At first, it struck me that our different reactions were based on how we see Al-Qaeda sees us. That the bumper sticker indicated that Honda Harry thinks Al-Qaeda hates us because of who we are and I think that Al-Qaeda hates us because of what we do. I think that, if we all drove cars that got great mileage, if we didn’t need middle eastern oil, if we didn’t have troops stationed in Saudi Arabia, Al-Qaeda would be happier.

I understand that Al-Qaeda hates us and if we pulled our troops out of Kazakhstan, Kyrgyzstan, Tajikistan, Turkmenistan, Uzbekistan, Pakistan, Afghanistan, Iraq, Kuwait, Jordan, Bahrain, Yeman, Egypt, Libya, and – especially – Saudi Arabia, they would still hate us. We have poisoned that well. I understand that if we didn’t reflexively back Israel, they would still hate us. Still, I don’t think that they hate us for who we are, I think that they hate us for what we have done – stationing troops in Islamic countries, their countries, among other things – and that has informed what they think of us.

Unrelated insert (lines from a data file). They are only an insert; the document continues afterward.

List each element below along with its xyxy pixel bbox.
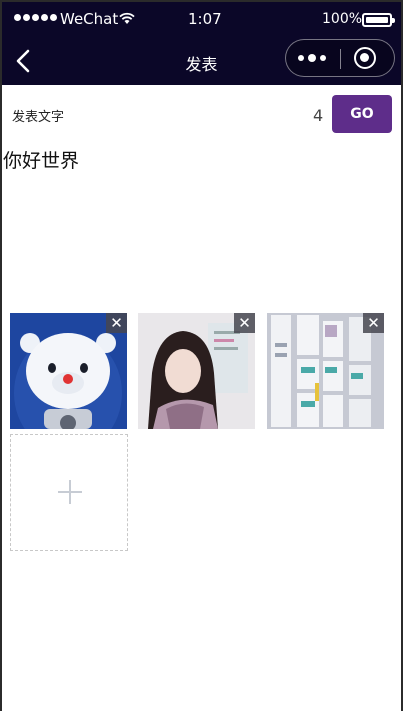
go-button[interactable]: GO xyxy=(332,95,392,133)
compose-label: 发表文字 xyxy=(12,110,65,125)
clock: 1:07 xyxy=(188,10,222,28)
capsule-divider xyxy=(340,49,341,69)
top-bar: WeChat 1:07 100% 发表 xyxy=(2,2,401,85)
close-circle-icon[interactable] xyxy=(354,47,376,69)
battery-percent: 100% xyxy=(322,11,363,27)
delete-image-button[interactable]: ✕ xyxy=(363,313,384,333)
status-bar: WeChat 1:07 100% xyxy=(2,2,401,36)
battery-icon xyxy=(362,13,395,27)
ui-screens-collage-image[interactable]: ✕ xyxy=(267,313,384,429)
phone-screen: WeChat 1:07 100% 发表 发表文字 4 GO 你好世界 ✕ ✕ ✕ xyxy=(2,2,401,711)
delete-image-button[interactable]: ✕ xyxy=(106,313,127,333)
navigation-bar: 发表 xyxy=(2,36,401,85)
plus-icon xyxy=(58,480,82,504)
more-dots-icon[interactable] xyxy=(298,51,328,65)
delete-image-button[interactable]: ✕ xyxy=(234,313,255,333)
wifi-icon xyxy=(119,12,135,24)
girl-portrait-image[interactable]: ✕ xyxy=(138,313,255,429)
char-count: 4 xyxy=(313,106,324,125)
compose-text-input[interactable]: 你好世界 xyxy=(3,146,79,173)
signal-icon xyxy=(14,14,57,21)
add-image-button[interactable] xyxy=(10,434,128,551)
mini-program-capsule xyxy=(285,39,395,77)
carrier-name: WeChat xyxy=(60,10,119,28)
astronaut-bear-image[interactable]: ✕ xyxy=(10,313,127,429)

I also think that we all make ad hominem arguments where we argue that the person is wrong because of who they are, not what they have said that might be wrong. I get five emails a day telling me about some stupid thing a Conservative has said like Obama being wrong about Libya because he is a Muslim. Aside from the fact that Obama isn’t a Muslim, why can’t a Muslim be right about Libya? But of those five emails, usually in one or two of them, it seems to me that what the Conservative is saying, maybe inexpertly saying, is sensible. The assumption of the email is that what is being said must be wrong because the guy saying it is a Conservative.

The ad hominem argument that the bumper sticker tries to make – the guy who put it on, really – is that  My Insight is good because Al-Qaeda doesn’t like it. Of course, everything that Al-Qaeda doesn’t like is not necessarily good. A-Qaeda doesn’t like killing male babies, that doesn’t make killing male babies good. Saying Al-Qaeda hates this car is not really an  argument and looking at it angered me.

We all see ourselves in others. Sometimes we see what we know about ourselves, sometimes we see what we didn’t notice or have forgotten, often we see what we find hard to see in ourselves. I am a big believer that projection is a way to look back at the projector. Why I was angry over  Al-Qaeda hates this is, eventually, more interesting, enlightening, and – surprise – more disturbing than if the bumper sticker is accurate or why the Honda guy put the bumper sticker on in the first place.

In this case, what bothered me is the assumptive superiority of the Honda guy. The assumption that what he had to say about Al-Qaeda and his car is of interest, or, even, importance. It was much easier to see that assumptive superiority on the bumper of the Insight than in myself and turning that thought back on myself gives me the shivers. The self-reproach of that assumptive superiority makes it hard to accept it in myself and easy to be irate with the Honda guy. That is the yin.

The yang is, if I didn’t have that assumptive superiority, I wouldn’t have a blog and I probably wouldn’t even pick up a camera. That yin and yang are the struggle when doing this blog and showing my pictures. I think it is a struggle we all have.

Even with all of that, I don’t think that Al-Qaeda hates the Honda Insight, and yeah, they probably do hate the guy driving it.